One is reminded of Hitler’s rants against humans he called “useless eaters”. Examples in history of attempts to create a society that is disability free are numerous – in Sparta a father had the legal right to terminate a weak child; in Rome the handicapped were raised in the dark.
Christianity introduced the idea that children like these were close to God (Luke 9:48 “…For he who is least among you all will be great.”)
But, somehow the desire to conquer sickness and imperfection is deeply embedded in human nature. When confronted with that which does not fit into our pictures and plans, we become uneasy. And try to make our own plans.
In Isaiah 45, God’s plan for the salvation of Israel and the world, is revealed.
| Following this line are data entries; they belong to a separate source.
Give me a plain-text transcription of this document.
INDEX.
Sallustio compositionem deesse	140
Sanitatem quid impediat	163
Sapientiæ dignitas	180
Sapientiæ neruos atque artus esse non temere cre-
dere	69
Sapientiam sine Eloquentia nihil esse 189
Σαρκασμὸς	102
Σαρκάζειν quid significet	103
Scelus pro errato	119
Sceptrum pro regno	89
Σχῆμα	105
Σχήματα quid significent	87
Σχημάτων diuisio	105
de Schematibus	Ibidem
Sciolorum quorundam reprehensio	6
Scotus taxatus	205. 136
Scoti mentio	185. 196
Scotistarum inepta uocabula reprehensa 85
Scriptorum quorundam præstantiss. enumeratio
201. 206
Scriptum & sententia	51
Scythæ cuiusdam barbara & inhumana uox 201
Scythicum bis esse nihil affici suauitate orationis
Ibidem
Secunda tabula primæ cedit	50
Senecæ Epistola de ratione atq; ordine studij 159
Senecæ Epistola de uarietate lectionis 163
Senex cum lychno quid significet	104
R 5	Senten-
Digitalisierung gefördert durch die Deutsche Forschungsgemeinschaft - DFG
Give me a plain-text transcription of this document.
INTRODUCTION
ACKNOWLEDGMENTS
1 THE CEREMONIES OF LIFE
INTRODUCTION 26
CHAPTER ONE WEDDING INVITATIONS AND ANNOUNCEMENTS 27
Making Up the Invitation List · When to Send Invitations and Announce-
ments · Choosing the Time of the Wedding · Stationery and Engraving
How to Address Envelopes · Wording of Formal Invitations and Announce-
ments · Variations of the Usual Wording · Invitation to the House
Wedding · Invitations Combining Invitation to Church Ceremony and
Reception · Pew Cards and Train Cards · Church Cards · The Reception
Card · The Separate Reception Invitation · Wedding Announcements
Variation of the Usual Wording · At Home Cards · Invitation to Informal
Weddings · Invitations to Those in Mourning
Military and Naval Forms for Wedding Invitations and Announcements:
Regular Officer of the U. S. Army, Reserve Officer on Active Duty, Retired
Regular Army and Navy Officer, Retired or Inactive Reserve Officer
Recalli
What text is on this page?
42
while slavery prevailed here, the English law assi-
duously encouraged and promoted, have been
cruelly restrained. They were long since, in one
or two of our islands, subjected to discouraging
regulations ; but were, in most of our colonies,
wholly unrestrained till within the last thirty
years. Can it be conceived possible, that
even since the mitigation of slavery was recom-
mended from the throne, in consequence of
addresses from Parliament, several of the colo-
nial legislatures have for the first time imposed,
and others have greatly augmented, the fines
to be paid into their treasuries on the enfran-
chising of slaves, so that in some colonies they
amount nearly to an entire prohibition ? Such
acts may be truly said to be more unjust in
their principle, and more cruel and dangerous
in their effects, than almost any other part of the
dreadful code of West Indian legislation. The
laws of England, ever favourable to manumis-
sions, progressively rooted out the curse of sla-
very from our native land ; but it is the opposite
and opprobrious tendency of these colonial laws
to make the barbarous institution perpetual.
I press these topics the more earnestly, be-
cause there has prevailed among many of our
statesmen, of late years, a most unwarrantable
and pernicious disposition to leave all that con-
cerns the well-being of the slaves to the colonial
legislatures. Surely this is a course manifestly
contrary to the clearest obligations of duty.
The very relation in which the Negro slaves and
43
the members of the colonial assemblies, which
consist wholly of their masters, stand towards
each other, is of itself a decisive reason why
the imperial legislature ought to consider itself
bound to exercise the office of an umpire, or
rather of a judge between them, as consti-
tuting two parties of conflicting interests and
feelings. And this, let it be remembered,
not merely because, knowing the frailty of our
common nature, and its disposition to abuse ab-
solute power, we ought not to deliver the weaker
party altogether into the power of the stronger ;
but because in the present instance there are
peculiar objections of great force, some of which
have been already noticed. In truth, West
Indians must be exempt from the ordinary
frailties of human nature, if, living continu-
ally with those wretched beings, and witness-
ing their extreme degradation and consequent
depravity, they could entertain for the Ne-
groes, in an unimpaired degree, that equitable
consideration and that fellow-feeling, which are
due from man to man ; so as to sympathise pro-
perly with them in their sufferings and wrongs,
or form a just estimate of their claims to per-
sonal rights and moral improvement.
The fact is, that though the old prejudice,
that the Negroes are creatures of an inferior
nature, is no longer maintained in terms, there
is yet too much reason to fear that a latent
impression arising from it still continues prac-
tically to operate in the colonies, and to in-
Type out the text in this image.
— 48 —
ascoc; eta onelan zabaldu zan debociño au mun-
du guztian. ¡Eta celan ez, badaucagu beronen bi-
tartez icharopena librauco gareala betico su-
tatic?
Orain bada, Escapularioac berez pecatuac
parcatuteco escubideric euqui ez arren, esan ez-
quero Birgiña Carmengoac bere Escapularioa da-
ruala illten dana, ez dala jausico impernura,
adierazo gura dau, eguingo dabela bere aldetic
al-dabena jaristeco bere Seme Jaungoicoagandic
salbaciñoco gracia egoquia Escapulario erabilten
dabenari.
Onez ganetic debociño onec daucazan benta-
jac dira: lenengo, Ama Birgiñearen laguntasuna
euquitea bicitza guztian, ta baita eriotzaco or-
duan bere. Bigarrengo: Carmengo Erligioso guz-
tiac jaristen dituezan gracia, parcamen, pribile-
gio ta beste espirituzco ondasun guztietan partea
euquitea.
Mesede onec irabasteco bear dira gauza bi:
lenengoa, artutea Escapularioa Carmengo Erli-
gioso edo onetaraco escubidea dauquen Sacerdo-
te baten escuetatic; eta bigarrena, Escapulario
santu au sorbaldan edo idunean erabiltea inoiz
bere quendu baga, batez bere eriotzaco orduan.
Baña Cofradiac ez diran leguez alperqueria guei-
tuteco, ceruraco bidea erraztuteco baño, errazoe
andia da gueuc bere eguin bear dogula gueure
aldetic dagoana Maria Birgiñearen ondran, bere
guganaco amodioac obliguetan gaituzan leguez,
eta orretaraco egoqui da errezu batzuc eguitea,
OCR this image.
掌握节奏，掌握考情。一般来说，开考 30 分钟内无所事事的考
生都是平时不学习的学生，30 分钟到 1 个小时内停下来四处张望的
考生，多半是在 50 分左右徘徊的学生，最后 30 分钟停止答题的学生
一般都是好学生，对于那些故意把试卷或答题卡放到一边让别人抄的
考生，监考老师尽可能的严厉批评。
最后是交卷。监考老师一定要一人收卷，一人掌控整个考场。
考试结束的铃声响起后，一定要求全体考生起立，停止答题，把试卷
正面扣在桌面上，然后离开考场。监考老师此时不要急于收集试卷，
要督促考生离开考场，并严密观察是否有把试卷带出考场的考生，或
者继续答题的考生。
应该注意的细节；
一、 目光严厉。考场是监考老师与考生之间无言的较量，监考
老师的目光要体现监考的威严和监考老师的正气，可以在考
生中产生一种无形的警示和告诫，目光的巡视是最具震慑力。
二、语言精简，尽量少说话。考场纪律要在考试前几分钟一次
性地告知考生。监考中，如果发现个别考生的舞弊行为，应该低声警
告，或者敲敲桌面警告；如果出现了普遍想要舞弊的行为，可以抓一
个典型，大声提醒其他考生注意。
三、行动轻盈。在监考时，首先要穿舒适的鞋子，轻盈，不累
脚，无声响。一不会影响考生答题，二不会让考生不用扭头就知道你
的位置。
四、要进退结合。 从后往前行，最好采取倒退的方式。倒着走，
Verse 9-10 (from the Jewish Study Bible), reads: “Shame on him who argues with his Maker, though naught but a potsherd of earth! Shall the clay say to the potter, “What are you doing? Your work has no handles”? Shame on him who asks his father, “What are you begetting?” Or a woman, “What are you bearing?””
What seems of no importance and little value to the world, is a precious pearl of great price to the LORD.